On peut facilement se rendre compte, à la lecture de ces extraits, que même si les entrepreneurs peuvent avoir été motivés par l’idée d’un canal de vente supplémentaire pour leurs produits qui leur permettrait peut-être d’augmenter leurs revenus, ils n’ont pas voulu se faire d’idée préconçue des résultats qu’ils pourraient en retirer. On peut penser que cette façon de voir le marché découlerait du fait que le marché virtuel est un modèle encore peu connu, donc ils n’avaient pas de référence pouvant leur donner un indice sur les retombées qu’ils pourraient en retirer, et ont préféré demeurer prudents quant à leurs objectifs.

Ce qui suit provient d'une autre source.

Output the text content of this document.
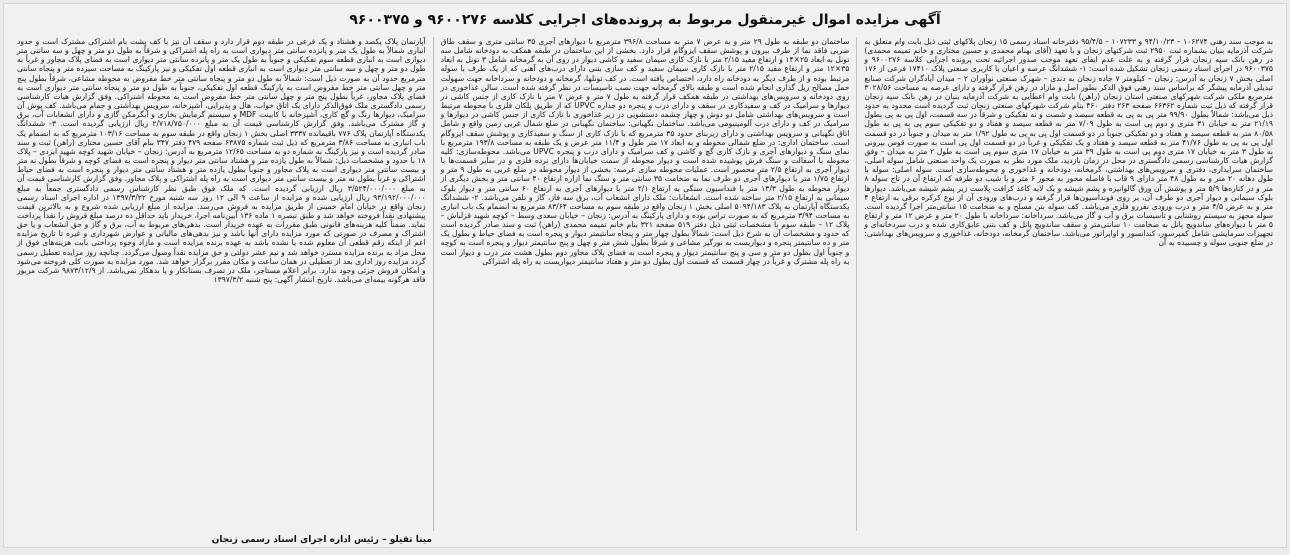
آگهی مزایده اموال غیرمنقول مربوط به پرونده‌های اجرایی کلاسه ۹۶۰۰۲۷۶ و ۹۶۰۰۳۷۵

به موجب سند رهنی ۱۰۶۲۷۴ – ۹۴/۱۰/۲۳ و ۱۰۷۲۳۳ – ۹۵/۴/۵ دفترخانه اسناد رسمی ۱۵ زنجان پلاکهای ثبتی ذیل بابت وام متعلق به شرکت آذرمایه بنیان بشماره ثبت ۲۹۵۰ ثبت شرکتهای زنجان و با تعهد (آقای بهنام محمدی و حسین مختاری و خانم تمیمه محمدی) در رهن بانک سپه زنجان قرار گرفته و به علت عدم ایفای تعهد موجب صدور اجرائیه تحت پرونده اجرایی کلاسه ۹۶۰۰۲۷۶ و ۹۶۰۰۳۷۵ در اجرای اسناد رسمی زنجان تشکیل شده است: ۱- ششدانگ عرصه و اعیان با کاربری صنعتی پلاک ۱۷۴۱۰ فرعی از ۱۷۶ اصلی بخش ۷ زنجان به آدرس: زنجان – کیلومتر ۷ جاده زنجان به دندی – شهرک صنعتی نوآوران ۲ – میدان آیادگران شرکت صنایع تبدیلی آذرمایه پیشگر که براساس سند رهنی فوق الذکر بطور اصل و مازاد در رهن قرار گرفته و دارای عرصه به مساحت ۳۰۲۸/۵۶ مترمربع ملکی شرکت شهرکهای صنعتی استان زنجان (راهن) بابت وام اعطایی به شرکت آذرمایه بنیان در رهن بانک سپه زنجان قرار گرفته که ذیل ثبت شماره ۶۶۳۶۲ صفحه ۲۶۳ دفتر ۴۶۰ بنام شرکت شهرکهای صنعتی زنجان ثبت گردیده است محدود به حدود ذیل می‌باشد: شمالاً بطول ۹۹/۹۰ متر پی به پی به قطعه سیصد و شصت و نه تفکیکی و شرقاً در سه قسمت، اول پی به پی بطول ۲۱/۱۹ متر به خیابان ۳۱ متری و دوم پی است به طول ۷/۰۹ متر به قطعه سیصد و هفتاد و دو تفکیکی سوم پی به پی به طول ۸۰/۵۸ متر به قطعه سیصد و هفتاد و دو تفکیکی جنوباً در دو قسمت اول پی به پی به طول ۱/۹۲ متر به میدان و جنوباً در دو قسمت اول پی به پی به طول ۴۱/۷۶ متر به قطعه سیصد و هفتاد و یک تفکیکی و غرباً در دو قسمت اول پی است به صورت قوس بیرونی به طول ۳ متر به خیابان ۱۷ متری دوم پی است به طول ۳۹ متر به خیابان ۱۷ متری سوم پی است به طول ۲ متر به میدان – وفق گزارش هیات کارشناسی رسمی دادگستری در محل در زمان بازدید، ملک مورد نظر به صورت یک واحد صنعتی شامل سوله اصلی، ساختمان سرایداری، دفتری و سرویس‌های بهداشتی، گرمخانه، دودخانه و غذاخوری و محوطه‌سازی است. سوله اصلی: سوله با طول دهانه ۲۰ متر و به طول ۴۸ متر دارای ۹ قاب با فاصله محور به محور ۶ متر و با شیب دو طرفه که ارتفاع آن در تاج سوله ۸ متر و در کناره‌ها ۵/۹ متر و پوشش آن ورق گالوانیزه و پشم شیشه و یک لایه کاغذ کرافت پلاست زیر پشم شیشه می‌باشد. دیوارها بلوک سیمانی و دیوار آجری دو طرف آن، بر روی فونداسیون‌ها قرار گرفته و درب‌های ورودی آن از نوع کرکره برقی به ارتفاع ۴ متر و به عرض ۴/۵ متر و درب ورودی نفررو فلزی می‌باشد. کف سوله بتن مسلح و به ضخامت ۱۵ سانتی‌متر اجرا گردیده است. سوله مجهز به سیستم روشنایی و تاسیسات برق و آب و گاز می‌باشد. سرداخانه: سرداخانه با طول ۲۰ متر و عرض ۱۲ متر و ارتفاع ۵ متر با دیواره‌های ساندویچ پانل به ضخامت ۱۰ سانتی‌متر و سقف ساندویچ پانل و کف بتنی عایق‌کاری شده و درب سردخانه‌ای و تجهیزات سرمایشی شامل کمپرسور، کندانسور و اواپراتور می‌باشد. ساختمان گرمخانه، دودخانه، غذاخوری و سرویس‌های بهداشتی: در ضلع جنوبی سوله و چسبیده به آن

ساختمان دو طبقه به طول ۲۹ متر و به عرض ۷ متر به مساحت ۳۹۶/۸ مترمربع با دیوارهای آجری ۳۵ سانتی متری و سقف طاق ضربی فاقد نما از طرف بیرون و پوشش سقف ایزوگام قرار دارد. بخشی از این ساختمان در طبقه همکف به دودخانه شامل سه تونل به ابعاد ۲۵×۱۴ و ارتفاع مفید ۲/۱۵ متر با نازک کاری سیمان سفید و کاشی دیوار در روی آن به گرمخانه شامل ۳ تونل به ابعاد ۳۵×۱۲ متر و ارتفاع مفید ۲/۱۵ متر با نازک کاری سیمان سفید و کف سازی بتنی دارای درب‌های آهنی که از یک طرف با سوله مرتبط بوده و از طرف دیگر به دودخانه راه دارد، اختصاص یافته است. در کف تونلها، گرمخانه و دودخانه و سرداخانه جهت سهولت حمل مصالح ریل گذاری انجام شده است و طبقه بالای گرمخانه جهت نصب تاسیسات در نظر گرفته شده است. سالن غذاخوری در روی دودخانه و سرویس‌های بهداشتی در طبقه همکف قرار گرفته به طول ۷ متر و عرض ۷ متر با نازک کاری از جنس کاشی در دیوارها و سرامیک در کف و سفیدکاری در سقف و دارای درب و پنجره دو جداره UPVC که از طریق پلکان فلزی با محوطه مرتبط است و سرویس‌های بهداشتی شامل دو دوش و چهار چشمه دستشویی در زیر غذاخوری با نازک کاری از جنس کاشی در دیوارها و سرامیک در کف و دارای درب آلومینیومی می‌باشد. ساختمان نگهبانی: ساختمان نگهبانی در ضلع شمال غربی زمین واقع و شامل اتاق نگهبانی و سرویس بهداشتی و دارای زیربنای حدود ۳۵ مترمربع که با نازک کاری از سنگ و سفیدکاری و پوشش سقف ایزوگام است. ساختمان اداری: در ضلع شمالی محوطه و به ابعاد ۱۷ متر طول و ۱۱/۴ متر عرض و یک طبقه به مساحت ۱۹۳/۸ مترمربع با نمای سنگ و دیوارهای آجری و نازک کاری گچ و کاشی و کف سرامیک و دارای درب و پنجره UPVC می‌باشد. محوطه‌سازی: کلیه محوطه با آسفالت و سنگ فرش پوشیده شده است و دیوار محوطه از سمت خیابان‌ها دارای نرده فلزی و در سایر قسمت‌ها با دیوار آجری به ارتفاع ۲/۵ متر محصور است. عملیات محوطه سازی عرصه: بخشی از دیوار محوطه در ضلع غربی به طول ۹ متر و ارتفاع ۱/۷۵ متر با دیوارهای آجری دو طرف نما به ضخامت ۳۵ سانتی متر و سنگ نما ازاره ارتفاع ۴۰ سانتی متر و بخش دیگری از دیوار محوطه به طول ۱۳/۳ متر با فنداسیون سنگی به ارتفاع ۲/۱ متر با دیوارهای آجری به ارتفاع ۶۰ سانتی متر و دیوار بلوک سیمانی به ارتفاع ۲/۱۵ متر ساخته شده است. انشعابات: ملک دارای انشعاب آب، برق سه فاز، گاز و تلفن می‌باشد. ۲- ششدانگ یکدستگاه آپارتمان به پلاک ۵۰۹۴/۱۸۳ اصلی بخش ۱ زنجان واقع در طبقه سوم به مساحت ۸۳/۶۴ مترمربع به انضمام یک باب انباری به مساحت ۳/۹۴ مترمربع که به صورت تراس بوده و دارای پارکینگ به آدرس: زنجان – خیابان سعدی وسط – کوچه شهید قزلباش – پلاک ۱۲ – طبقه سوم با مشخصات ثبتی ذیل دفتر ۵۱۹ صفحه ۳۲۱ بنام خانم تمیمه محمدی (راهن) ثبت و سند صادر گردیده است که حدود و مشخصات آن به شرح ذیل است: شمالاً بطول چهار متر و پنجاه سانتیمتر دیوار و پنجره است به فضای حیاط و بطول یک متر و ده سانتیمتر پنجره و دیواریست به نورگیر مشاعی و شرقاً بطول شش متر و چهل و پنج سانتیمتر دیوار و پنجره است به کوچه و جنوباً اول بطول دو متر و سی و پنج سانتیمتر دیوار و پنجره است به فضای پلاک مجاور دوم بطول هشت متر درب و دیوار است به راه پله مشترک و غرباً در چهار قسمت که قسمت اول بطول دو متر و هفتاد سانتیمتر دیواریست به راه پله اشتراکی

آپارتمان پلاک یکصد و هشتاد و یک فرعی در طبقه دوم قرار دارد و سقف آن نیز با کف پشت بام اشتراکی مشترک است و حدود انباری شمالاً به طول یک متر و پانزده سانتی متر دیواری است به راه پله اشتراکی و شرقاً به طول دو متر و چهل و سه سانتی متر دیواری است به انباری قطعه سوم تفکیکی و جنوباً به طول یک متر و پانزده سانتی متر دیواری است به فضای پلاک مجاور و غرباً به طول دو متر و چهل و سه سانتی متر دیواری است به انباری قطعه اول تفکیکی و نیز پارکینگ به مساحت سیزده متر و پنجاه سانتی مترمربع حدود آن به صورت ذیل است: شمالاً به طول دو متر و پنجاه سانتی متر خط مفروض به محوطه مشاعی، شرقاً بطول پنج متر و چهل سانتی متر خط مفروض است به پارکینگ قطعه اول تفکیکی، جنوباً به طول دو متر و پنجاه سانتی متر دیواری است به فضای پلاک مجاور، غرباً بطول پنج متر و چهل سانتی متر خط مفروض است به محوطه اشتراکی. وفق گزارش هیات کارشناسی رسمی دادگستری ملک فوق‌الذکر دارای یک اتاق خواب، هال و پذیرایی، آشپزخانه، سرویس بهداشتی و حمام می‌باشد. کف پوش آن سرامیک، دیوارها رنگ و گچ کاری، آشپزخانه با کابینت MDF و سیستم گرمایش بخاری و آبگرمکن گازی و دارای انشعابات آب، برق و گاز مشترک می‌باشد. وفق گزارش کارشناسی قیمت آن به مبلغ ۲/۷۱۸/۷۵۰/۰۰۰ ریال ارزیابی گردیده است. ۳- ششدانگ یکدستگاه آپارتمان پلاک ۷۷۶ باقیمانده ۳۳۳۷ اصلی بخش ۱ زنجان واقع در طبقه سوم به مساحت ۱۰۳/۱۶ مترمربع که به انضمام یک باب انباری به مساحت ۳/۸۶ مترمربع که ذیل ثبت شماره ۶۳۸۷۵ صفحه ۴۷۹ دفتر ۳۴۷ بنام آقای حسین مختاری (راهن) ثبت و سند صادر گردیده است و نیز پارکینگ به شماره دو به مساحت ۱۲/۶۵ مترمربع به آدرس: زنجان – خیابان شهید کوچه شهید ایزدی – پلاک ۱۸ با حدود و مشخصات ذیل: شمالاً به طول یازده متر و هشتاد سانتی متر دیوار و پنجره است به فضای کوچه و شرقاً بطول نه متر و بیست سانتی متر دیواری است به پلاک مجاور و جنوباً بطول یازده متر و هشتاد سانتی متر دیوار و پنجره است به فضای حیاط اشتراکی و غرباً بطول نه متر و بیست سانتی متر دیواری است به راه پله اشتراکی و پلاک مجاور. وفق گزارش کارشناسی قیمت آن به مبلغ ۳/۵۲۴/۰۰۰/۰۰۰ ریال ارزیابی گردیده است. که ملک فوق طبق نظر کارشناس رسمی دادگستری جمعاً به مبلغ ۹۳/۱۹۲/۰۰۰/۰۰۰ ریال ارزیابی شده و مزایده از ساعت ۹ الی ۱۲ روز سه شنبه مورخ ۱۳۹۷/۳/۲۲ در اداره اجرای اسناد رسمی زنجان واقع در خیابان امام خمینی از طریق مزایده به فروش می‌رسد. مزایده از مبلغ ارزیابی شده شروع و به بالاترین قیمت پیشنهادی نقداً فروخته خواهد شد و طبق تبصره ۱ ماده ۱۳۶ آیین‌نامه اجرا، خریدار باید حداقل ده درصد مبلغ فروش را نقداً پرداخت نماید. ضمناً کلیه هزینه‌های قانونی طبق مقررات به عهده خریدار است. بدهی‌های مربوط به آب، برق و گاز و حق انشعاب و یا حق اشتراک و مصرف در صورتی که مورد مزایده دارای آنها باشد و نیز بدهی‌های مالیاتی و عوارض شهرداری و غیره تا تاریخ مزایده اعم از اینکه رقم قطعی آن معلوم شده یا نشده باشد به عهده برنده مزایده است و مازاد وجوه پرداختی بابت هزینه‌های فوق از محل مزاد به برنده مزایده مسترد خواهد شد و نیم عشر دولتی و حق مزایده نقداً وصول می‌گردد. چنانچه روز مزایده تعطیل رسمی گردد مزایده روز اداری بعد از تعطیلی در همان ساعت و مکان مقرر برگزار خواهد شد. مورد مزایده به صورت کلی فروخته می‌شود و امکان فروش جزئی وجود ندارد. برابر اعلام مستاجر، ملک در تصرف بستانکار و یا بدهکار نمی‌باشد. از ۹۸۷۳/۱۲/۹ شرکت مزبور فاقد هرگونه بیمه‌ای می‌باشد. تاریخ انتشار آگهی: پنج شنبه ۱۳۹۷/۳/۲

مینا تقیلو – رئیس اداره اجرای اسناد رسمی زنجان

En synthèse de cette sous-section, il convient donc simplement de répéter qu’aucune attente initiale particulière n’a été mentionnée par les participants, tant d’un point de vue financier que social. Ainsi, si, comme nous l’avons vu à la section précédente, certains entrepreneurs ont été motivés par la possibilité d’augmenter leurs ventes, ils n’ont pas voulu faire de prévision sur la valeur de cette augmentation.